Does it read entropy from /dev/urandom to protect hash table against "Algorithmic Complexity Attacks"? Is getrandom(2) the solution? Or init API that receives entropy from caller?
On Linux, getrandom is always the right approach. The /dev/urandom and /dev/random APIs are obsolescent. They aren't always available since they require access to a populated /dev, there's the dynamic failure case from using dynamic allocation (of files) and the early init bug.
The maintainers should fix the early init security bug in /dev/urandom, but they aren't yet willing to do it based on the lackluster kernel entropy generation combined with broad deployment of broken environments not providing entropy such as poor virtual machine implementations.
To save you some trouble: We're primarily talking about Linux systems where getrandom syscall returns ENOSYS or where there is no such syscall and there getentropy and friends all open /dev/urandom.
I believe we need to find solutions that don't require randomization & crypto at these layers (malloc and hashtables). I understand why people do it as defense-in-depth but I prefer approaches that solve these problems statically (e.g. avoiding memory-unsafe langs & hashtables).
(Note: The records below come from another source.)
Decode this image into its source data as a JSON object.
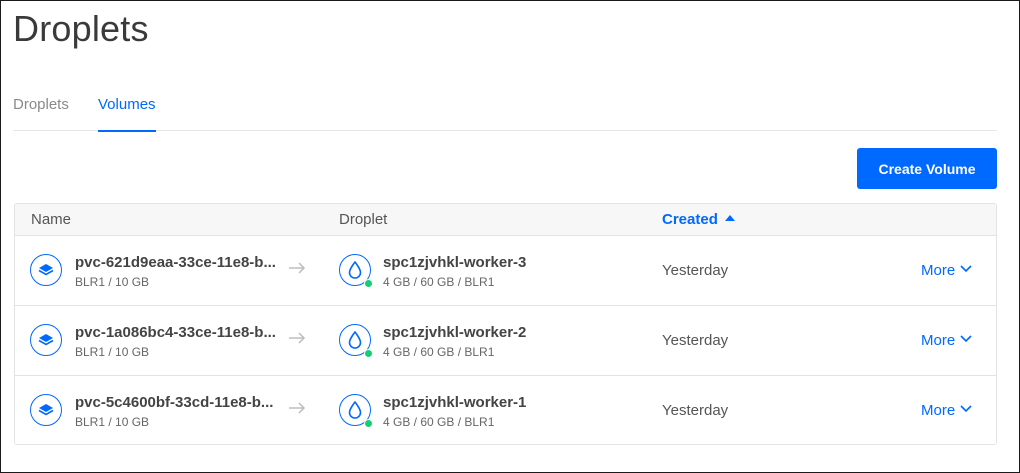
{
  "page": {
    "title": "Droplets"
  },
  "tabs": [
    {
      "label": "Droplets",
      "active": false
    },
    {
      "label": "Volumes",
      "active": true
    }
  ],
  "toolbar": {
    "create_label": "Create Volume"
  },
  "table": {
    "columns": {
      "name": "Name",
      "droplet": "Droplet",
      "created": "Created"
    },
    "sort": {
      "column": "Created",
      "direction": "ascending"
    },
    "rows": [
      {
        "name": "pvc-621d9eaa-33ce-11e8-b...",
        "meta": "BLR1 / 10 GB",
        "droplet": "spc1zjvhkl-worker-3",
        "droplet_meta": "4 GB / 60 GB / BLR1",
        "created": "Yesterday",
        "action": "More"
      },
      {
        "name": "pvc-1a086bc4-33ce-11e8-b...",
        "meta": "BLR1 / 10 GB",
        "droplet": "spc1zjvhkl-worker-2",
        "droplet_meta": "4 GB / 60 GB / BLR1",
        "created": "Yesterday",
        "action": "More"
      },
      {
        "name": "pvc-5c4600bf-33cd-11e8-b...",
        "meta": "BLR1 / 10 GB",
        "droplet": "spc1zjvhkl-worker-1",
        "droplet_meta": "4 GB / 60 GB / BLR1",
        "created": "Yesterday",
        "action": "More"
      }
    ]
  },
  "icons": {
    "volume": "volume-icon",
    "droplet": "droplet-icon",
    "attached": "arrow-right-icon",
    "sort": "caret-up-icon",
    "dropdown": "chevron-down-icon"
  },
  "colors": {
    "accent": "#0069ff",
    "status_active": "#15cd72",
    "muted_text": "#8a8a8a"
  }
}
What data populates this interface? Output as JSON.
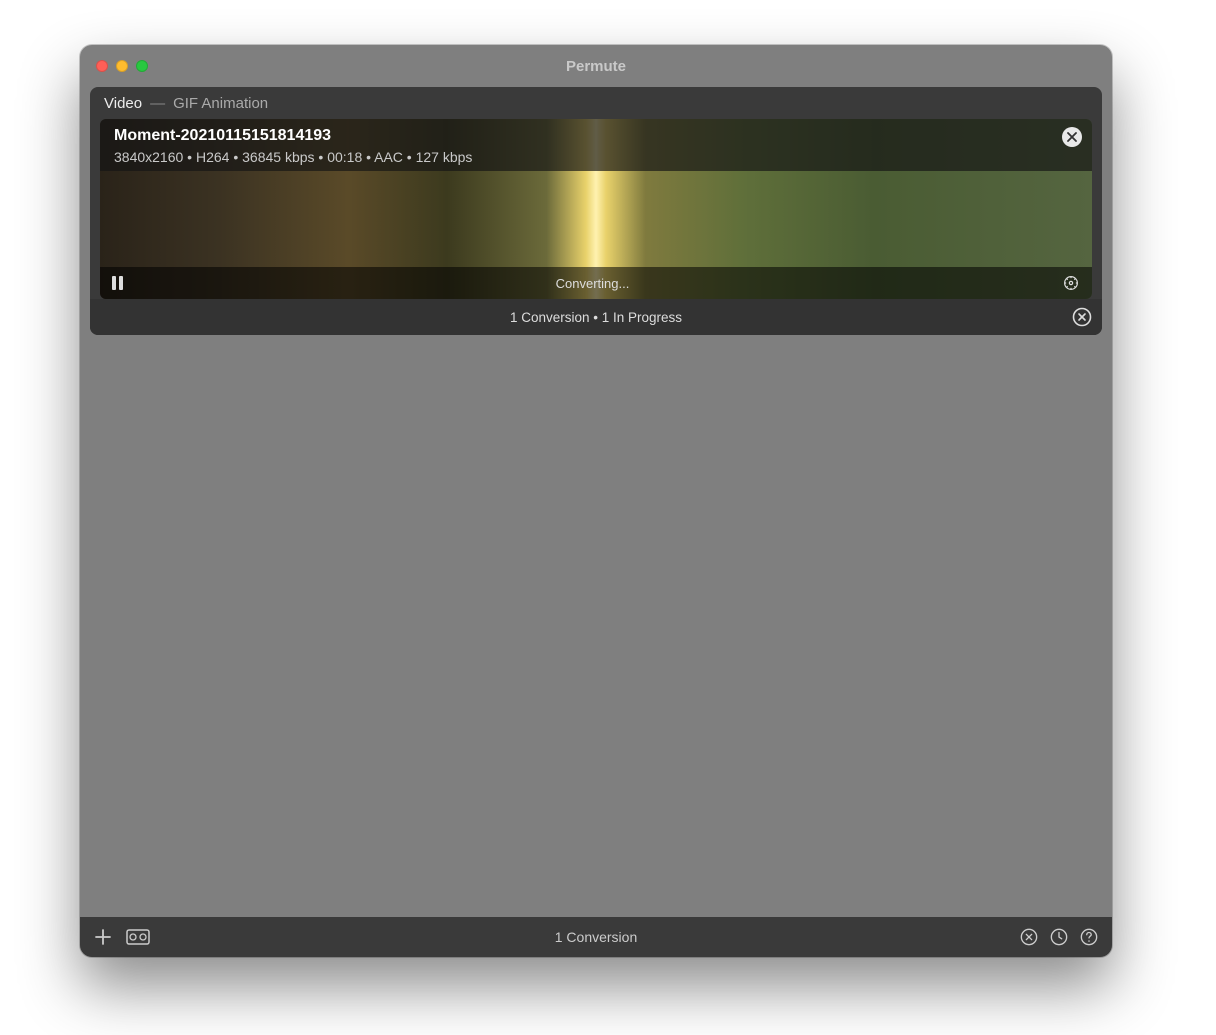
{
  "window": {
    "title": "Permute"
  },
  "group": {
    "category": "Video",
    "preset": "GIF Animation",
    "footer": {
      "text": "1 Conversion  •  1 In Progress"
    }
  },
  "item": {
    "name": "Moment-20210115151814193",
    "meta": "3840x2160  •  H264  •  36845 kbps  •  00:18  •  AAC  •  127 kbps",
    "status": "Converting..."
  },
  "bottombar": {
    "status": "1 Conversion"
  }
}
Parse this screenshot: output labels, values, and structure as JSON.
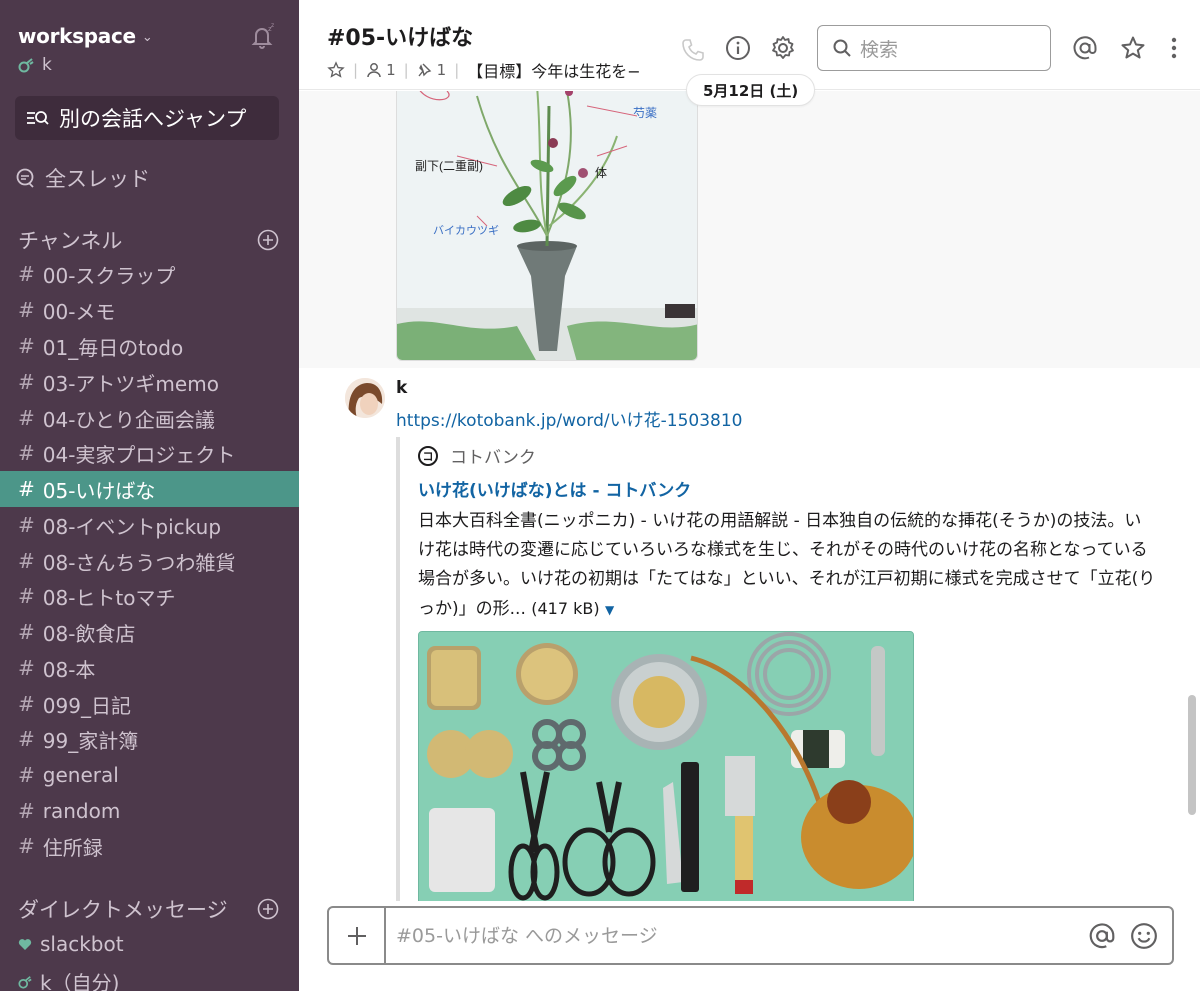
{
  "sidebar": {
    "workspace": "workspace",
    "user": "k",
    "jump_label": "別の会話へジャンプ",
    "threads_label": "全スレッド",
    "channels_header": "チャンネル",
    "channels": [
      {
        "name": "00-スクラップ"
      },
      {
        "name": "00-メモ"
      },
      {
        "name": "01_毎日のtodo"
      },
      {
        "name": "03-アトツギmemo"
      },
      {
        "name": "04-ひとり企画会議"
      },
      {
        "name": "04-実家プロジェクト"
      },
      {
        "name": "05-いけばな",
        "active": true
      },
      {
        "name": "08-イベントpickup"
      },
      {
        "name": "08-さんちうつわ雑貨"
      },
      {
        "name": "08-ヒトtoマチ"
      },
      {
        "name": "08-飲食店"
      },
      {
        "name": "08-本"
      },
      {
        "name": "099_日記"
      },
      {
        "name": "99_家計簿"
      },
      {
        "name": "general"
      },
      {
        "name": "random"
      },
      {
        "name": "住所録"
      }
    ],
    "dm_header": "ダイレクトメッセージ",
    "dms": [
      {
        "name": "slackbot"
      },
      {
        "name": "k（自分)"
      }
    ]
  },
  "header": {
    "channel_title": "#05-いけばな",
    "members": "1",
    "pins": "1",
    "topic": "【目標】今年は生花を−",
    "search_placeholder": "検索",
    "date_divider": "5月12日 (土)"
  },
  "messages": {
    "image_labels": {
      "shakuyaku": "芍薬",
      "soeshita": "副下(二重副)",
      "tai": "体",
      "baikautsugi": "バイカウツギ"
    },
    "author": "k",
    "link": "https://kotobank.jp/word/いけ花-1503810",
    "unfurl": {
      "service_icon": "コ",
      "service": "コトバンク",
      "title": "いけ花(いけばな)とは - コトバンク",
      "description": "日本大百科全書(ニッポニカ) - いけ花の用語解説 - 日本独自の伝統的な挿花(そうか)の技法。いけ花は時代の変遷に応じていろいろな様式を生じ、それがその時代のいけ花の名称となっている場合が多い。いけ花の初期は「たてはな」といい、それが江戸初期に様式を完成させて「立花(りっか)」の形...",
      "size": "(417 kB)"
    }
  },
  "composer": {
    "placeholder": "#05-いけばな へのメッセージ"
  },
  "colors": {
    "sidebar_bg": "#4d394b",
    "active_channel": "#4c9689",
    "link": "#1264a3"
  }
}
I agree that it's not needed for hash tables. I think chaining is the best approach to handling collisions because it can actually switch over to an O(1) data structure like a trie when the collisions start to happen. Providing bytes for a trie is the same API as bytes to hash.
Hash tables do not need to have performance worse than O(1) or O(log n) in the worst case because no one forces you to use a linked list for chaining. You can store one element inline, fall back to a vector and then fall back to a trie or other approach in pathological cases.